15 Nisan 2012 Pazar

İşte bütün mesele bu!

8-11 Ekim tarihlerinde Bahreyn'de 48 ülkeden 600 temsilcinin katıldığı bir Eğitim Forumu düzenlendi.
Allah'tan yabancı basın var da okuyoruz.
Milli Eğitim Bakanlığı temsil edildi mi, bilmiyorum.
Gerçi gerek de yoktu aslında, çünkü biz eğitimde bütün sorunları hallettik, 2010 yılında tartıştığımız tek şey kaldı:
Kız öğrenciler derslere başı açık mı girsin, kapalı mı.
*
Daha önce burada (her konuda yaptığım gibi) haddimi aşarak ‘Şu eğitim meselesini bir daha düşünsek’ demiştim.
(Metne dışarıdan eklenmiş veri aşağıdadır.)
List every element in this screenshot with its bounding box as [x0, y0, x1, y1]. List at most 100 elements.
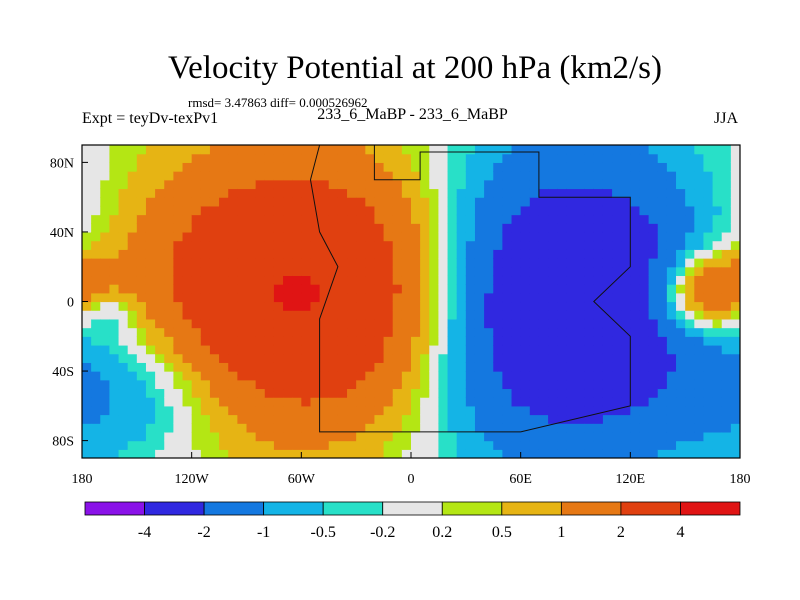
field-cell	[173, 449, 184, 458]
field-cell	[602, 145, 613, 155]
field-cell	[118, 162, 129, 172]
field-cell	[712, 249, 723, 259]
field-cell	[511, 301, 522, 311]
field-cell	[219, 449, 229, 458]
field-cell	[447, 171, 458, 181]
field-cell	[520, 162, 531, 172]
field-cell	[191, 145, 202, 155]
field-cell	[100, 266, 111, 277]
field-cell	[374, 284, 385, 294]
field-cell	[529, 179, 540, 190]
field-cell	[182, 231, 193, 242]
field-cell	[621, 214, 631, 224]
field-cell	[411, 145, 421, 155]
field-cell	[703, 301, 714, 311]
field-cell	[401, 344, 412, 355]
field-cell	[657, 223, 668, 233]
field-cell	[155, 379, 165, 390]
field-cell	[127, 231, 138, 242]
field-cell	[337, 388, 348, 398]
field-cell	[155, 292, 165, 303]
field-cell	[319, 197, 330, 207]
field-cell	[292, 397, 302, 407]
field-cell	[520, 336, 531, 346]
field-cell	[694, 397, 705, 407]
field-cell	[630, 275, 641, 285]
field-cell	[82, 275, 92, 285]
field-cell	[657, 275, 668, 285]
field-cell	[474, 353, 485, 363]
field-cell	[484, 153, 494, 163]
field-cell	[557, 258, 567, 268]
field-cell	[520, 414, 531, 424]
field-cell	[145, 414, 156, 424]
field-cell	[502, 179, 513, 190]
field-cell	[730, 371, 740, 381]
field-cell	[365, 414, 376, 424]
field-cell	[401, 414, 412, 424]
field-cell	[630, 431, 641, 442]
field-cell	[292, 405, 302, 416]
field-cell	[292, 318, 302, 329]
field-cell	[136, 310, 147, 320]
field-cell	[255, 275, 266, 285]
field-cell	[584, 153, 595, 163]
field-cell	[511, 240, 522, 250]
field-cell	[721, 292, 732, 303]
field-cell	[602, 249, 613, 259]
field-cell	[228, 258, 238, 268]
field-cell	[666, 145, 677, 155]
field-cell	[721, 249, 732, 259]
field-cell	[237, 310, 248, 320]
field-cell	[182, 249, 193, 259]
field-cell	[685, 301, 695, 311]
field-cell	[401, 153, 412, 163]
field-cell	[474, 344, 485, 355]
field-cell	[118, 405, 129, 416]
field-cell	[584, 231, 595, 242]
field-cell	[666, 258, 677, 268]
field-cell	[621, 449, 631, 458]
field-cell	[356, 318, 366, 329]
field-cell	[328, 301, 339, 311]
field-cell	[694, 284, 705, 294]
field-cell	[191, 231, 202, 242]
field-cell	[566, 449, 577, 458]
field-cell	[374, 240, 385, 250]
field-cell	[392, 284, 403, 294]
field-cell	[209, 327, 220, 337]
field-cell	[575, 336, 586, 346]
field-cell	[630, 205, 641, 216]
field-cell	[730, 405, 740, 416]
field-cell	[575, 449, 586, 458]
field-cell	[91, 153, 101, 163]
field-cell	[374, 371, 385, 381]
field-cell	[255, 379, 266, 390]
field-cell	[447, 266, 458, 277]
field-cell	[612, 171, 622, 181]
field-cell	[219, 414, 229, 424]
field-cell	[347, 423, 357, 433]
field-cell	[584, 145, 595, 155]
field-cell	[347, 171, 357, 181]
field-cell	[429, 336, 440, 346]
field-cell	[374, 344, 385, 355]
field-cell	[502, 153, 513, 163]
field-cell	[694, 197, 705, 207]
field-cell	[383, 153, 394, 163]
field-cell	[493, 353, 503, 363]
field-cell	[337, 240, 348, 250]
field-cell	[712, 171, 723, 181]
field-cell	[721, 258, 732, 268]
field-cell	[109, 327, 120, 337]
field-cell	[82, 431, 92, 442]
field-cell	[82, 188, 92, 198]
field-cell	[337, 344, 348, 355]
field-cell	[91, 362, 101, 372]
field-cell	[502, 301, 513, 311]
field-cell	[155, 188, 165, 198]
field-cell	[337, 327, 348, 337]
field-cell	[200, 214, 211, 224]
field-cell	[118, 258, 129, 268]
field-cell	[136, 414, 147, 424]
Fikrini ifadeden aciz olduğu için, benim gibi düşünmediğini hakaret ederek göstermeye çalışan az gelişmiş bir İK okuru dışında, ses çıkmadı.
Oysa konu gerçekten çok önemli.
Hürriyet İnsan Kaynakları gazetesinde lafı bu kadar sık eğitime getirmemin sebebi bu inancım.
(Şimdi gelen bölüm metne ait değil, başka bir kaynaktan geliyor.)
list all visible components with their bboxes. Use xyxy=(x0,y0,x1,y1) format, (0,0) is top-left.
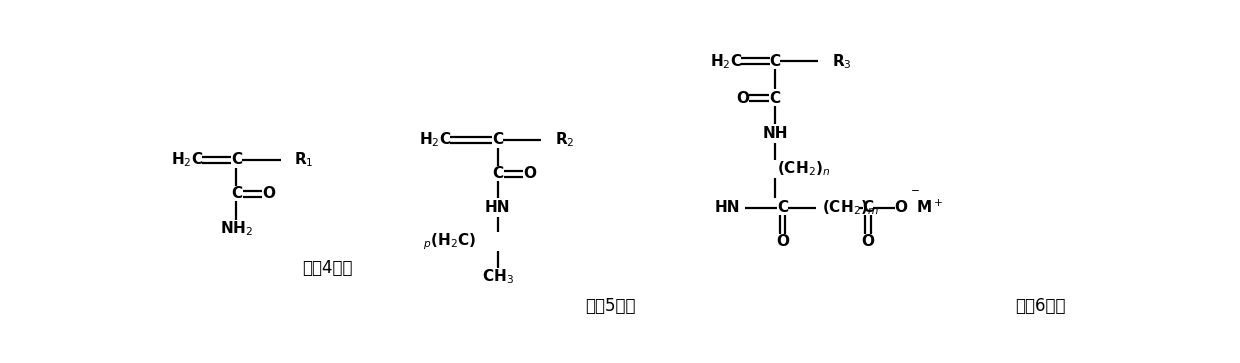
Text: 式（5），: 式（5）， xyxy=(585,297,636,315)
Text: C: C xyxy=(777,200,789,215)
Text: H$_2$C: H$_2$C xyxy=(419,130,451,149)
Text: C: C xyxy=(492,166,503,181)
Text: HN: HN xyxy=(714,200,740,215)
Text: HN: HN xyxy=(485,200,511,215)
Text: (CH$_2$)$_m$: (CH$_2$)$_m$ xyxy=(822,198,879,217)
Text: O: O xyxy=(894,200,906,215)
Text: NH$_2$: NH$_2$ xyxy=(219,220,253,238)
Text: M$^+$: M$^+$ xyxy=(916,199,944,216)
Text: R$_3$: R$_3$ xyxy=(832,52,852,71)
Text: (CH$_2$)$_n$: (CH$_2$)$_n$ xyxy=(777,160,831,179)
Text: O: O xyxy=(776,234,789,249)
Text: CH$_3$: CH$_3$ xyxy=(481,268,513,286)
Text: $_p$(H$_2$C): $_p$(H$_2$C) xyxy=(423,231,476,252)
Text: C: C xyxy=(863,200,873,215)
Text: R$_1$: R$_1$ xyxy=(295,151,314,169)
Text: R$_2$: R$_2$ xyxy=(556,130,574,149)
Text: O: O xyxy=(523,166,537,181)
Text: C: C xyxy=(770,91,780,106)
Text: NH: NH xyxy=(763,126,787,141)
Text: O: O xyxy=(737,91,749,106)
Text: O: O xyxy=(263,186,275,201)
Text: C: C xyxy=(770,54,780,69)
Text: H$_2$C: H$_2$C xyxy=(711,52,743,71)
Text: 式（4），: 式（4）， xyxy=(303,258,352,277)
Text: C: C xyxy=(231,186,242,201)
Text: 式（6），: 式（6）， xyxy=(1016,297,1065,315)
Text: C: C xyxy=(492,132,503,147)
Text: H$_2$C: H$_2$C xyxy=(171,151,203,169)
Text: C: C xyxy=(231,152,242,167)
Text: $^-$: $^-$ xyxy=(908,187,920,202)
Text: O: O xyxy=(862,234,874,249)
Dünyanın en yetkin, en donanımlı İnsan Kaynakları departmanı da olsanız, elinizdeki insan malzemesini kullanmak zorundasınız.
*
Bahreyn'de 21.yy'ın eğitimi ve okulu tartışıldı.
* Net-kuşağına okulu nasıl cazip, bilgiyi zevkli hale getirebiliriz?
* Küçük bir azınlığa uygun, ama hedef kitlesine aykırı hale gelen eğitim sistemini çağa nasıl uydurabiliriz?
* Kalkınmış ülkelerde 2 eğitmenden 1'i beşinci yılın sonunda mesleği bırakıyor veya özel kurumlara geçiyormuş. Öğretmenleri günün şartlarına ve ihtiyaçlarına göre eğitmek, koçluk desteği vermek için neler yapabiliriz?
* Bunu sağlamadıkça, yarının toplumunu hazırlamak için ihtiyaç duyulan eğitim kadrolarını oluşturmaya, 'en iyileri' ve 'liderleri' eğitime çekmeye imkan yok. Sadece, 'daha iyi bir iş bulamayanlar' öğretmen, eğitmen olacak.
* Çocukların ve gençlerin eğitim düzeylerini karşılaştıran uluslararası testlerde ve yarışmalarda en iyi neticeleri alan ülkeler, okulları ve sınıfları 'gerçek hayata açmayı' başaran, öğretmenliği 'tek başına yapılan bir iş olmaktan çıkarıp bir ekip çalışmasına dönüştürmeyi bilen' ülkeler.
* Harward'dan Tony Wagner'in söylediği çok ilginç: ‘Sınıfın en arkasında oturup, öğretmenin anlattıkları doğru mu, değil mi, anında internetten girip kontrol eden öğrenciler var. Bunlar, öğretmenlerle öğrenciler arasındaki kopukluğun en iyi örneği...
* Öğretmeni, bilen ve bildiklerini belleten durumundan çıkarıp, öğrencilerini bilgiye yönlendiren takım koçu haline getirmek çok acil bir önlem.
* Ve şu çok önemli tespit ve soru: Okul, gençlerin hayatında tamamen bir istisna, zamanın dışında bir ölü nokta haline geldi. Okul, bugün gençlerin internete bağlı olmadıkları (on-line olmadıkları); cep telefonlarının, müziğin sustuğu; ekranı bırakıp babalarının defterine kalemine döndükleri; aynı anda (müzik dinlemek, DVD seyretmek, çetleşmek ve ödev yapmak gibi mesela) bir çok şeyi bir arada yapmaları yasak olan tek ortam. Gençleri, kendi gerçeklerinden ve alışkanlıklarından zorla koparıp onlara tamamen aykırı bir ortam yaratan klasik okul-eğitim sisteminde ısrar edecek miyiz, yoksa 'bugünün gençleri bizden farklı' diyerek eğitimi yeniden düşünecek ve gençlere uygun hale getirecek miyiz?